The journey began in East Anglia, then took in the East Midlands, Yorkshire and Scotland.
After that it was back south to the Lakes and to Liverpool.
Six years after they set out, the Katterfelts were in the West Midlands, first at Stafford, then at Wolverhampton and the Black Country towns, and finally (in April 1792) Dr Katterfelto arrived in Birmingham, where he remained for an unprecedented 12 months.
After that the journey took them westward to Shropshire and Wales, and only came to an end with Katterfelto’s death at Bedale in Yorkshire in 1799.
The family had been on the road for 15 years.
It was not difficult to find out that Katterfelto was in town.

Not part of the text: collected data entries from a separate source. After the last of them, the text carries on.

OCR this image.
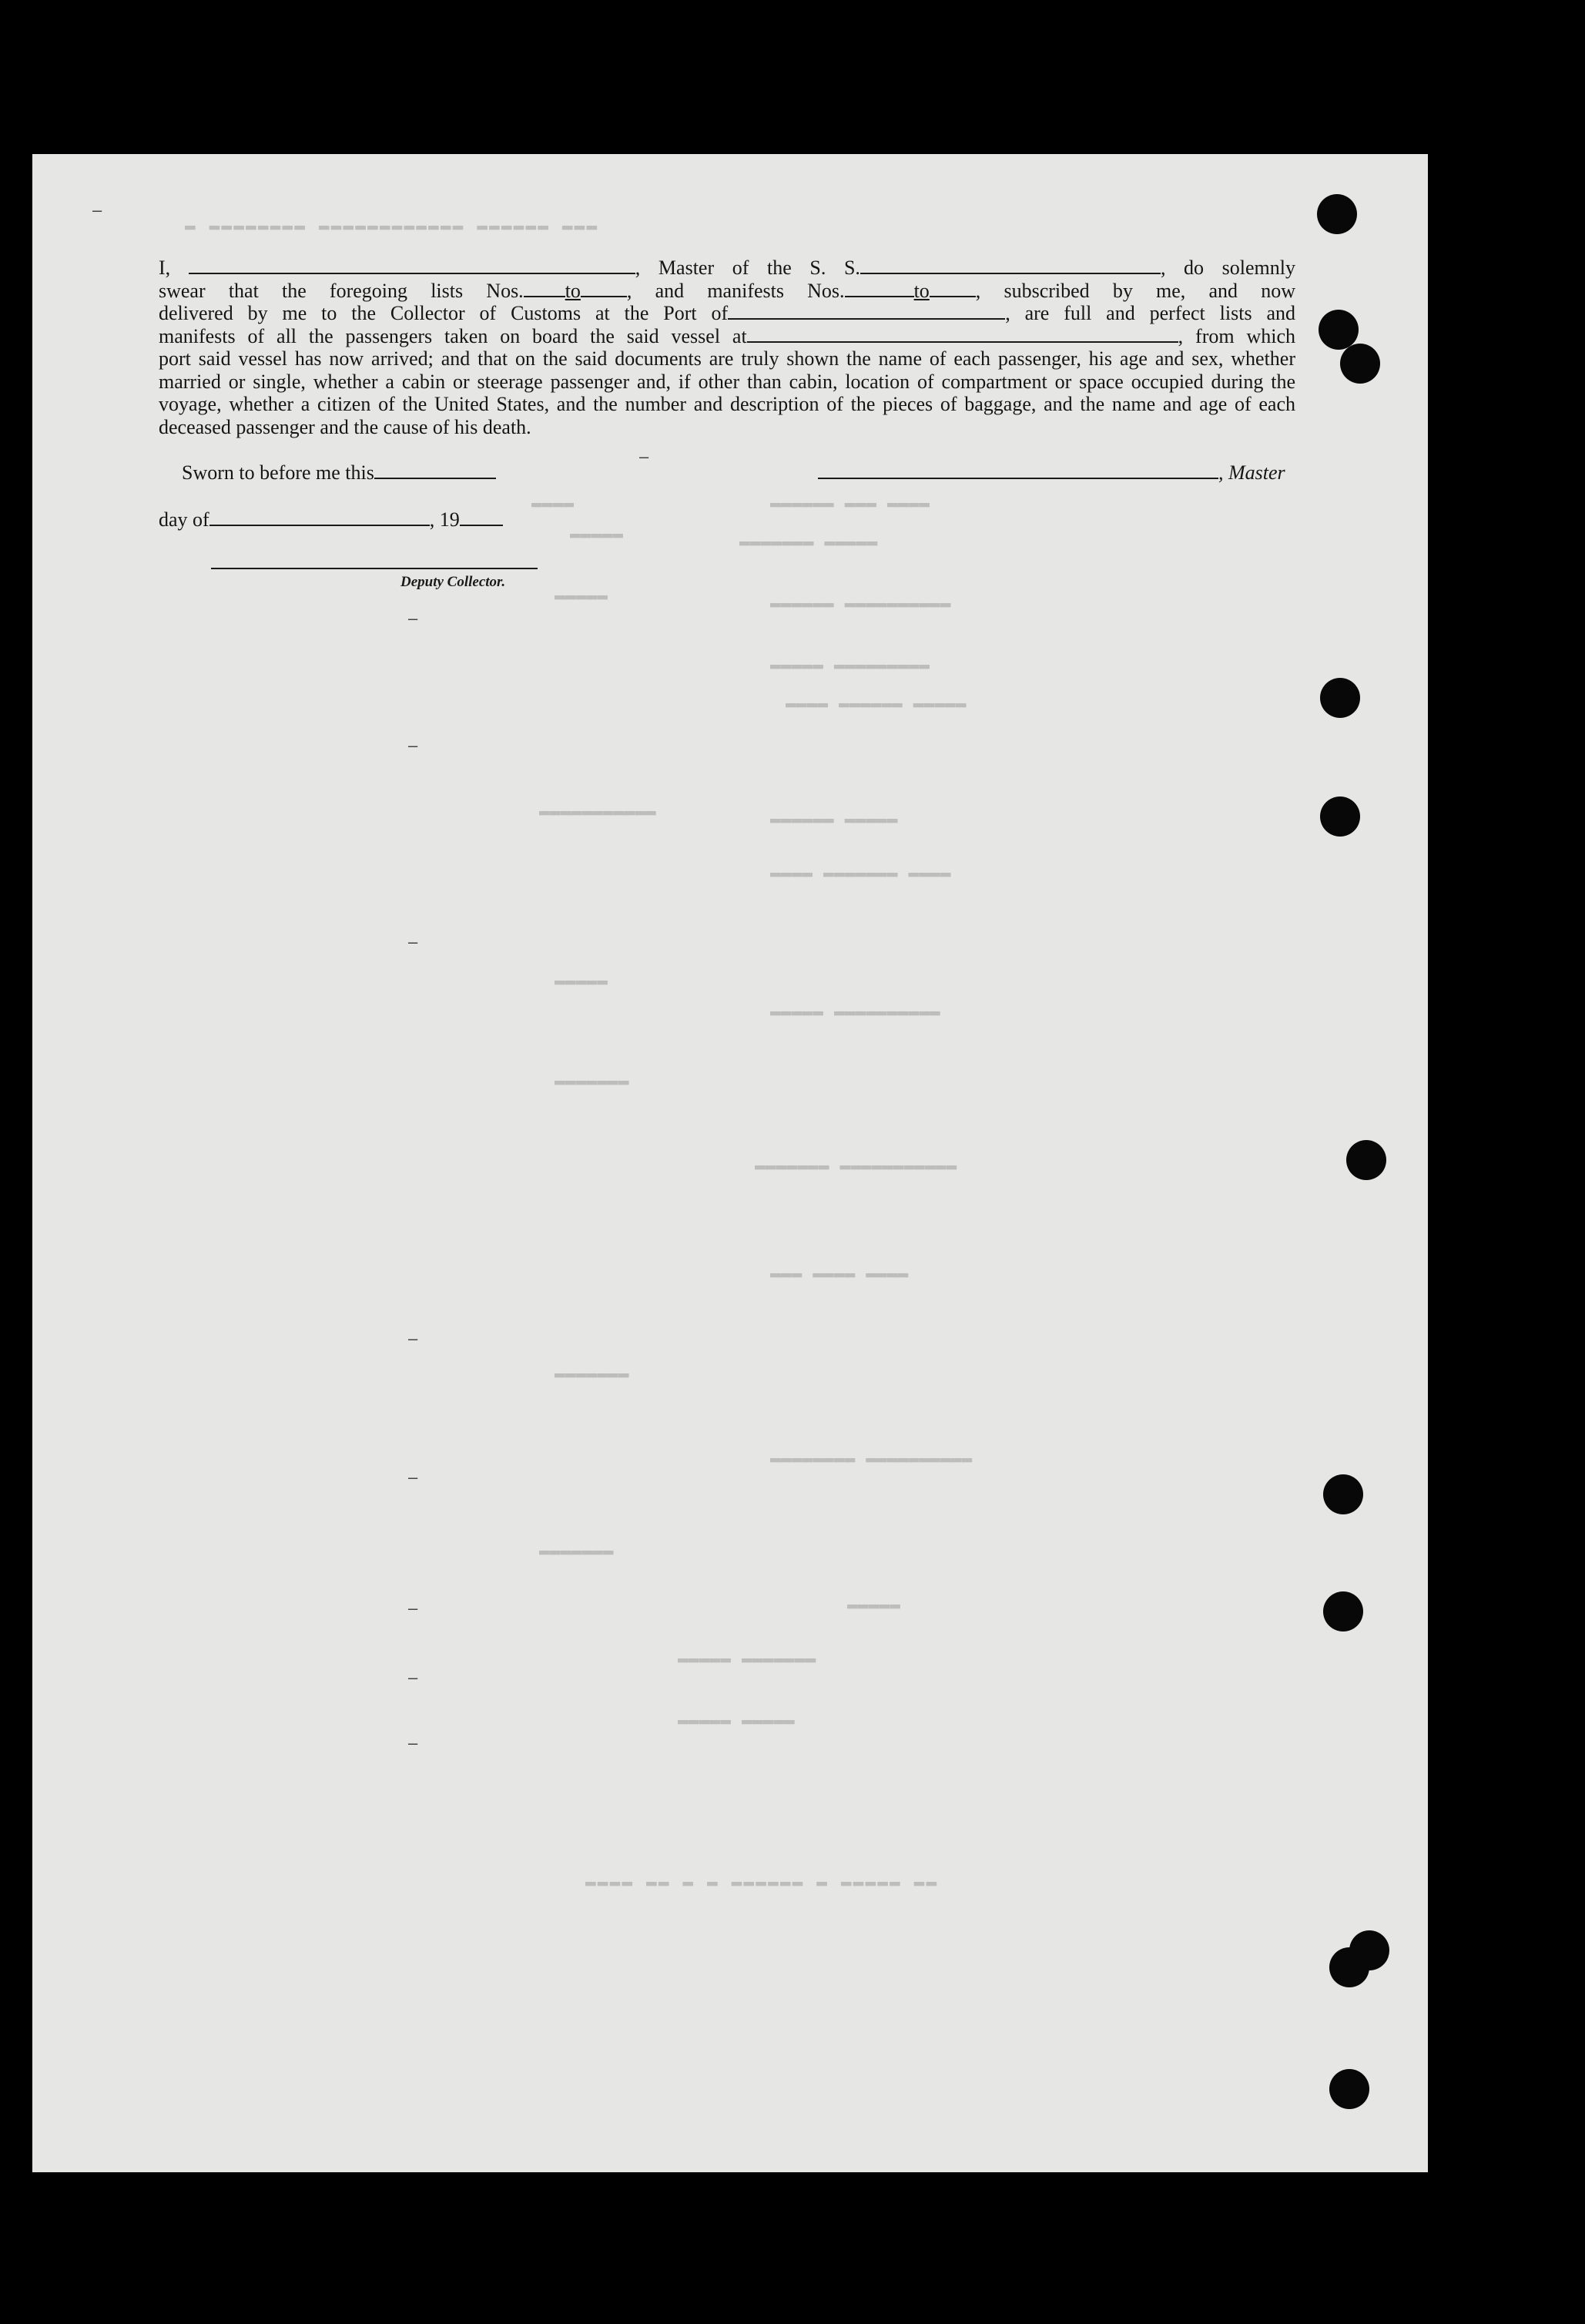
▬ ▬▬▬▬▬▬▬▬ ▬▬▬▬▬▬▬▬▬▬▬▬ ▬▬▬▬▬▬ ▬▬▬
▬▬▬▬	▬▬▬▬▬▬ ▬▬▬ ▬▬▬▬
▬▬▬▬▬	▬▬▬▬▬▬▬ ▬▬▬▬▬
▬▬▬▬▬	▬▬▬▬▬▬ ▬▬▬▬▬▬▬▬▬▬
▬▬▬▬▬ ▬▬▬▬▬▬▬▬▬
▬▬▬▬ ▬▬▬▬▬▬ ▬▬▬▬▬
▬▬▬▬▬▬▬▬▬▬▬	▬▬▬▬▬▬ ▬▬▬▬▬
▬▬▬▬ ▬▬▬▬▬▬▬ ▬▬▬▬
▬▬▬▬▬
▬▬▬▬▬ ▬▬▬▬▬▬▬▬▬▬
▬▬▬▬▬▬▬
▬▬▬▬▬▬▬ ▬▬▬▬▬▬▬▬▬▬▬
▬▬▬ ▬▬▬▬ ▬▬▬▬
▬▬▬▬▬▬▬
▬▬▬▬▬▬▬▬ ▬▬▬▬▬▬▬▬▬▬
▬▬▬▬▬▬▬
▬▬▬▬▬
▬▬▬▬▬ ▬▬▬▬▬▬▬
▬▬▬▬▬ ▬▬▬▬▬
▬▬▬▬ ▬▬ ▬ ▬ ▬▬▬▬▬▬ ▬ ▬▬▬▬▬ ▬▬
–
–
–
–
–
–
–
–
–
–

I,	, Master of the S. S.	, do solemnly

swear that the foregoing lists Nos. to , and manifests Nos.	to , subscribed by me, and now

delivered by me to the Collector of Customs at the Port of	, are full and perfect lists and

manifests of all the passengers taken on board the said vessel at	, from which

port said vessel has now arrived; and that on the said documents are truly shown the name of each passenger, his age and sex, whether married or single, whether a cabin or steerage passenger and, if other than cabin, location of compartment or space occupied during the voyage, whether a citizen of the United States, and the number and description of the pieces of baggage, and the name and age of each deceased passenger and the cause of his death.

Sworn to before me this	, Master
day of	, 19
Deputy Collector.
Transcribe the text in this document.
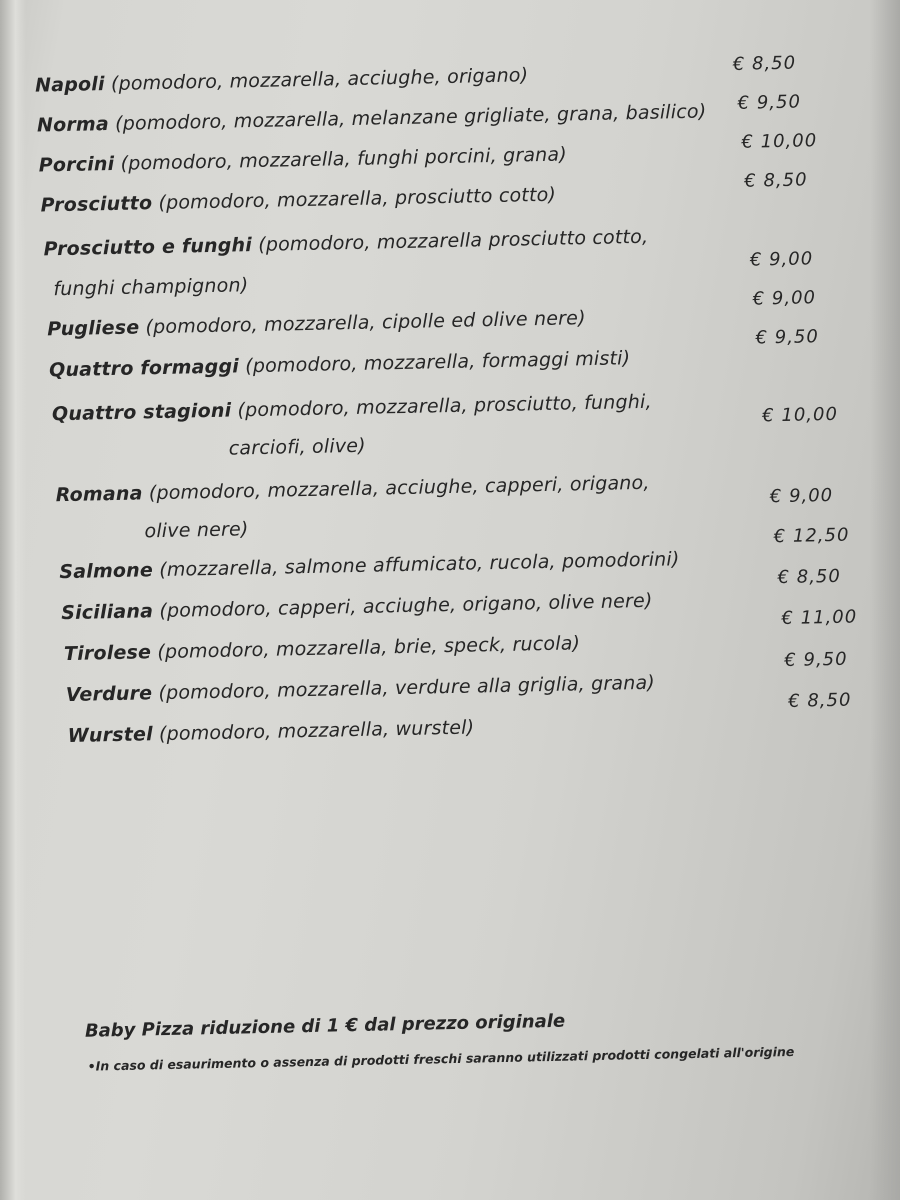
Napoli (pomodoro, mozzarella, acciughe, origano)
€ 8,50
Norma (pomodoro, mozzarella, melanzane grigliate, grana, basilico) € 9,50
Porcini (pomodoro, mozzarella, funghi porcini, grana)
€ 10,00
Prosciutto (pomodoro, mozzarella, prosciutto cotto)
€ 8,50
Prosciutto e funghi (pomodoro, mozzarella prosciutto cotto,
funghi champignon)
€ 9,00
Pugliese (pomodoro, mozzarella, cipolle ed olive nere)
€ 9,00
Quattro formaggi (pomodoro, mozzarella, formaggi misti)
€ 9,50
Quattro stagioni (pomodoro, mozzarella, prosciutto, funghi,
carciofi, olive)
€ 10,00
Romana (pomodoro, mozzarella, acciughe, capperi, origano,
olive nere)
€ 9,00
Salmone (mozzarella, salmone affumicato, rucola, pomodorini)
€ 12,50
Siciliana (pomodoro, capperi, acciughe, origano, olive nere)
€ 8,50
Tirolese (pomodoro, mozzarella, brie, speck, rucola)
€ 11,00
Verdure (pomodoro, mozzarella, verdure alla griglia, grana)
€ 9,50
Wurstel (pomodoro, mozzarella, wurstel)
€ 8,50
Baby Pizza riduzione di 1 € dal prezzo originale
•In caso di esaurimento o assenza di prodotti freschi saranno utilizzati prodotti congelati all'origine
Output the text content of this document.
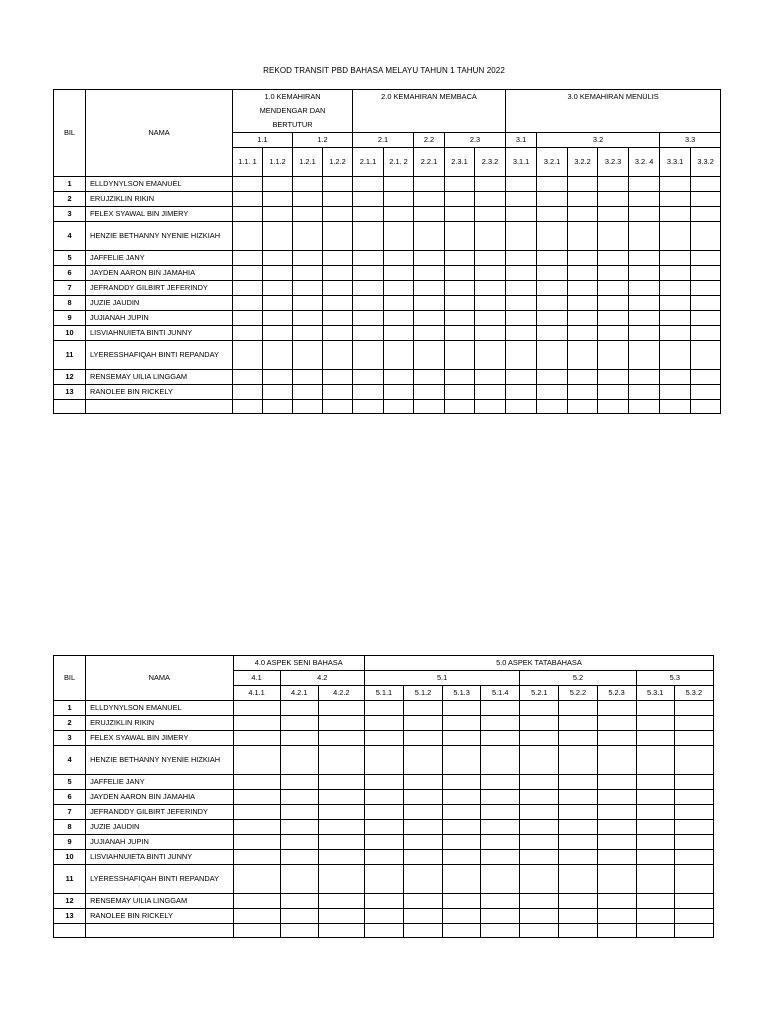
REKOD TRANSIT PBD BAHASA MELAYU TAHUN 1 TAHUN 2022
BIL	NAMA	1.0 KEMAHIRAN MENDENGAR DAN BERTUTUR				2.0 KEMAHIRAN MEMBACA					3.0 KEMAHIRAN MENULIS						
		1.1		1.2		2.1		2.2	2.3		3.1	3.2				3.3	
		1.1. 1	1.1.2	1.2.1	1.2.2	2.1.1	2.1. 2	2.2.1	2.3.1	2.3.2	3.1.1	3.2.1	3.2.2	3.2.3	3.2. 4	3.3.1	3.3.2
1	ELLDYNYLSON EMANUEL																
2	ERUJZIKLIN RIKIN																
3	FELEX SYAWAL BIN JIMERY																
4	HENZIE BETHANNY NYENIE HIZKIAH																
5	JAFFELIE JANY																
6	JAYDEN AARON BIN JAMAHIA																
7	JEFRANDDY GILBIRT JEFERINDY																
8	JUZIE JAUDIN																
9	JUJIANAH JUPIN																
10	LISVIAHNUIETA BINTI JUNNY																
11	LYERESSHAFIQAH BINTI REPANDAY																
12	RENSEMAY UILIA LINGGAM																
13	RANOLEE BIN RICKELY																

BIL	NAMA	4.0 ASPEK SENI BAHASA			5.0 ASPEK TATABAHASA								
		4.1	4.2		5.1				5.2			5.3	
		4.1.1	4.2.1	4.2.2	5.1.1	5.1.2	5.1.3	5.1.4	5.2.1	5.2.2	5.2.3	5.3.1	5.3.2
1	ELLDYNYLSON EMANUEL												
2	ERUJZIKLIN RIKIN												
3	FELEX SYAWAL BIN JIMERY												
4	HENZIE BETHANNY NYENIE HIZKIAH												
5	JAFFELIE JANY												
6	JAYDEN AARON BIN JAMAHIA												
7	JEFRANDDY GILBIRT JEFERINDY												
8	JUZIE JAUDIN												
9	JUJIANAH JUPIN												
10	LISVIAHNUIETA BINTI JUNNY												
11	LYERESSHAFIQAH BINTI REPANDAY												
12	RENSEMAY UILIA LINGGAM												
13	RANOLEE BIN RICKELY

There were, as we have seen, the numerous “puffs” in the local paper, composed by Katterfelto himself and often in verse. “His lectures and surprising experiments are philosophical, mathematical, optical, magnetical, electrical, physical, chemical, pneumatic, hydraulic, perotic, hydrostatic, stenographic, pollengestic and caprimandic arts.”
Then there were the extras.
The black cat was one, an ever-present ingredient of the shows. And, if the cat brought with it a hint of the black arts, then Katterfelto was willing to court the publicity if it delivered him an audience.
The doctor’s contemporaries in the Lunar Society were also willing to tread this dotted line between science and magic. Then there were Katterfelto’s two black servants.
Quite how Katterfelto acquired two black servants we do not know, though there were Africans living in 19th century England, even if there numbers were not high.
But the boys would have been unusual enough to attract attention, which is exactly what they were there for.
Off they would go in the streets of the town, togged up in whatever uniform the doctor could find, and blowing trumpets to announce their master’s presence.
Working for Katterfelto was doubtless gruelling and poorly paid and, more than once, his apprentices deserted him, obliging Katterfelto to advertise for their safe return.
So, in April 1792 Dr Katterfelto, family, cats and servants descended on the West Midlands.